1La Rochefoucauld read this account to the Academy of Sciences at its meeting of April 20: procés verbaux for 1782.

2We have not been able to find these reports in the Academy’s memoirs.

3The Annual Register, or a View of the History, Politicks, and Literature, of the Year 1761 (London, 1762), pp. 82–3, second pagination.

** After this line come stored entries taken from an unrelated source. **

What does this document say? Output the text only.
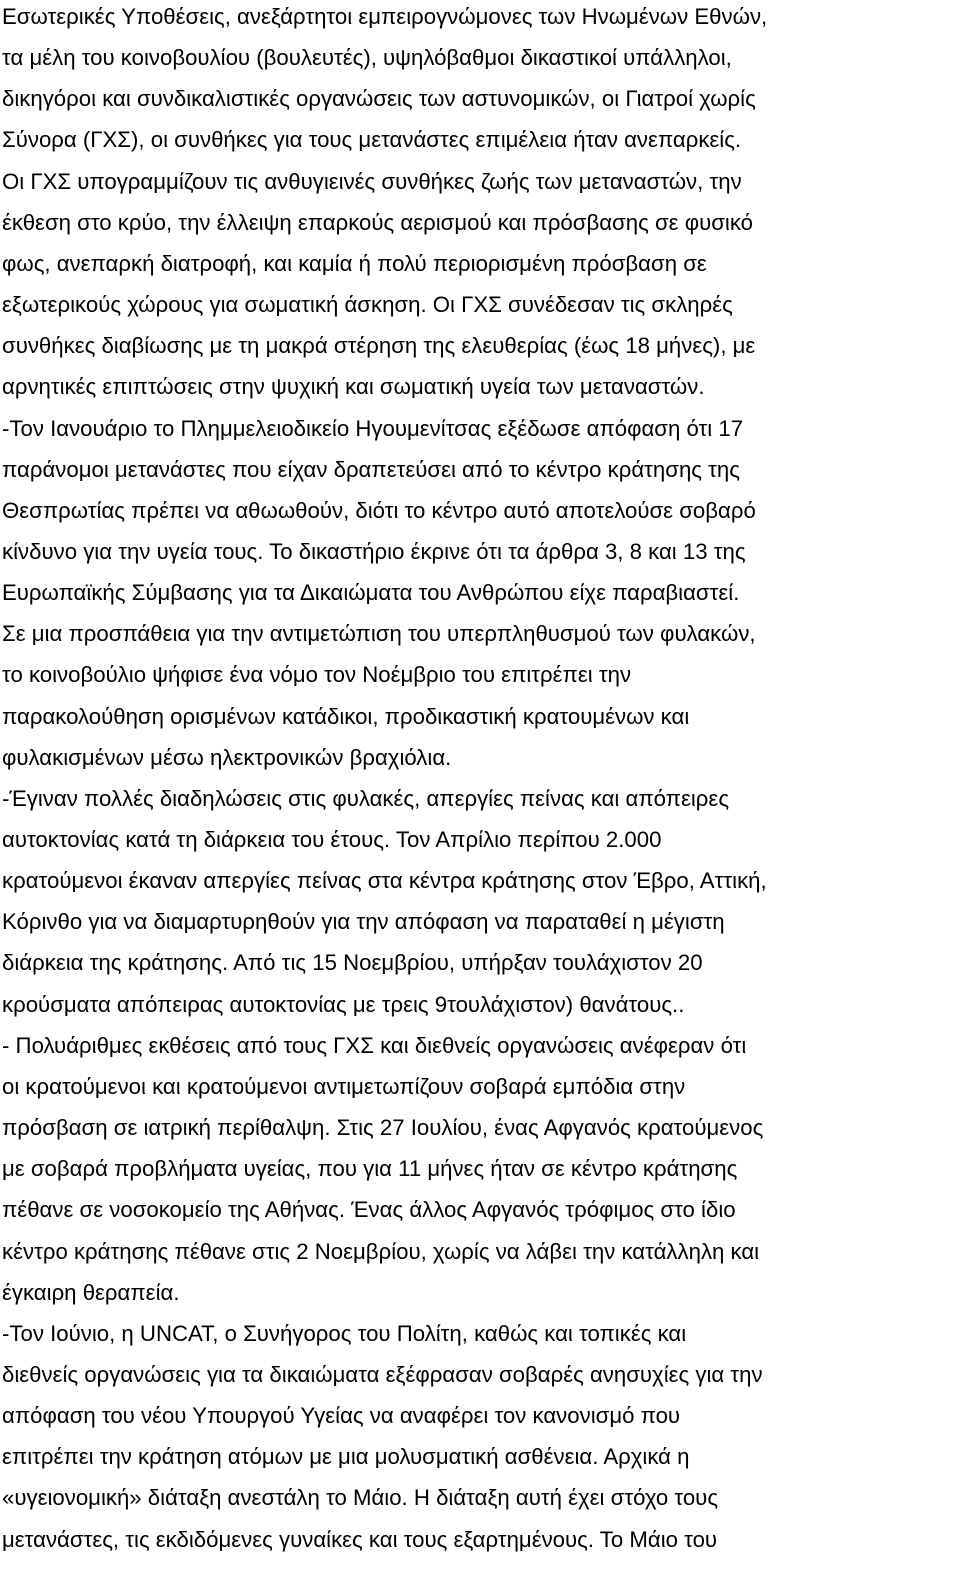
Εσωτερικές Υποθέσεις, ανεξάρτητοι εμπειρογνώμονες των Ηνωμένων Εθνών,
τα μέλη του κοινοβουλίου (βουλευτές), υψηλόβαθμοι δικαστικοί υπάλληλοι,
δικηγόροι και συνδικαλιστικές οργανώσεις των αστυνομικών, οι Γιατροί χωρίς
Σύνορα (ΓΧΣ), οι συνθήκες για τους μετανάστες επιμέλεια ήταν ανεπαρκείς.
Οι ΓΧΣ υπογραμμίζουν τις ανθυγιεινές συνθήκες ζωής των μεταναστών, την
έκθεση στο κρύο, την έλλειψη επαρκούς αερισμού και πρόσβασης σε φυσικό
φως, ανεπαρκή διατροφή, και καμία ή πολύ περιορισμένη πρόσβαση σε
εξωτερικούς χώρους για σωματική άσκηση. Οι ΓΧΣ συνέδεσαν τις σκληρές
συνθήκες διαβίωσης με τη μακρά στέρηση της ελευθερίας (έως 18 μήνες), με
αρνητικές επιπτώσεις στην ψυχική και σωματική υγεία των μεταναστών.
-Τον Ιανουάριο το Πλημμελειοδικείο Ηγουμενίτσας εξέδωσε απόφαση ότι 17
παράνομοι μετανάστες που είχαν δραπετεύσει από το κέντρο κράτησης της
Θεσπρωτίας πρέπει να αθωωθούν, διότι το κέντρο αυτό αποτελούσε σοβαρό
κίνδυνο για την υγεία τους. Το δικαστήριο έκρινε ότι τα άρθρα 3, 8 και 13 της
Ευρωπαϊκής Σύμβασης για τα Δικαιώματα του Ανθρώπου είχε παραβιαστεί.
Σε μια προσπάθεια για την αντιμετώπιση του υπερπληθυσμού των φυλακών,
το κοινοβούλιο ψήφισε ένα νόμο τον Νοέμβριο του επιτρέπει την
παρακολούθηση ορισμένων κατάδικοι, προδικαστική κρατουμένων και
φυλακισμένων μέσω ηλεκτρονικών βραχιόλια.
-Έγιναν πολλές διαδηλώσεις στις φυλακές, απεργίες πείνας και απόπειρες
αυτοκτονίας κατά τη διάρκεια του έτους. Τον Απρίλιο περίπου 2.000
κρατούμενοι έκαναν απεργίες πείνας στα κέντρα κράτησης στον Έβρο, Αττική,
Κόρινθο για να διαμαρτυρηθούν για την απόφαση να παραταθεί η μέγιστη
διάρκεια της κράτησης. Από τις 15 Νοεμβρίου, υπήρξαν τουλάχιστον 20
κρούσματα απόπειρας αυτοκτονίας με τρεις 9τουλάχιστον) θανάτους..
- Πολυάριθμες εκθέσεις από τους ΓΧΣ και διεθνείς οργανώσεις ανέφεραν ότι
οι κρατούμενοι και κρατούμενοι αντιμετωπίζουν σοβαρά εμπόδια στην
πρόσβαση σε ιατρική περίθαλψη. Στις 27 Ιουλίου, ένας Αφγανός κρατούμενος
με σοβαρά προβλήματα υγείας, που για 11 μήνες ήταν σε κέντρο κράτησης
πέθανε σε νοσοκομείο της Αθήνας. Ένας άλλος Αφγανός τρόφιμος στο ίδιο
κέντρο κράτησης πέθανε στις 2 Νοεμβρίου, χωρίς να λάβει την κατάλληλη και
έγκαιρη θεραπεία.
-Τον Ιούνιο, η UNCAT, ο Συνήγορος του Πολίτη, καθώς και τοπικές και
διεθνείς οργανώσεις για τα δικαιώματα εξέφρασαν σοβαρές ανησυχίες για την
απόφαση του νέου Υπουργού Υγείας να αναφέρει τον κανονισμό που
επιτρέπει την κράτηση ατόμων με μια μολυσματική ασθένεια. Αρχικά η
«υγειονομική» διάταξη ανεστάλη το Μάιο. Η διάταξη αυτή έχει στόχο τους
μετανάστες, τις εκδιδόμενες γυναίκες και τους εξαρτημένους. Το Μάιο του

4Their findings are quoted in The Lying Stones of Dr. Johann Bartholomew Adam Beringer …, trans. and annotated by Melvin E. Jahn and Daniel J. Woolf (Berkeley and Los Angeles, 1963), pp. 180, 200.

5The letter is quoted in Murphy D. Smith, A Museum: the History of the Cabinet of Curiosities of the American Philosophical Society (Philadelphia, 1996), pp. 203–4.

6BF related this incident to William Thornton in 1784, when the young medical student visited Passy. As Thornton heard the story, WTF and Bancroft were also present at the quarry, and Bancroft quipped that the newly revived toad “was in high spirits.” BF evidently saved the preserved toads, which he showed to Thornton: Thornton Papers, folio 3060, Library of Congress. Thornton also described a session of the Society of Natural Historians at the University of Edinburgh, at which a number of similar incidents were related: a living toad found in a slab of marble and in the cornerstone of a 300-year-old building. Ibid., folio 3061.

7According to WTF, BF annexed to his retained copy of this report a copy of a letter from Sir John Pringle to Alexander Small dated April 25, 1780. It reported that certain large moths known as mosquito hawks survived 71 days after Pringle had removed their heads with a scissors: WTF, Memoirs, III, 450–1.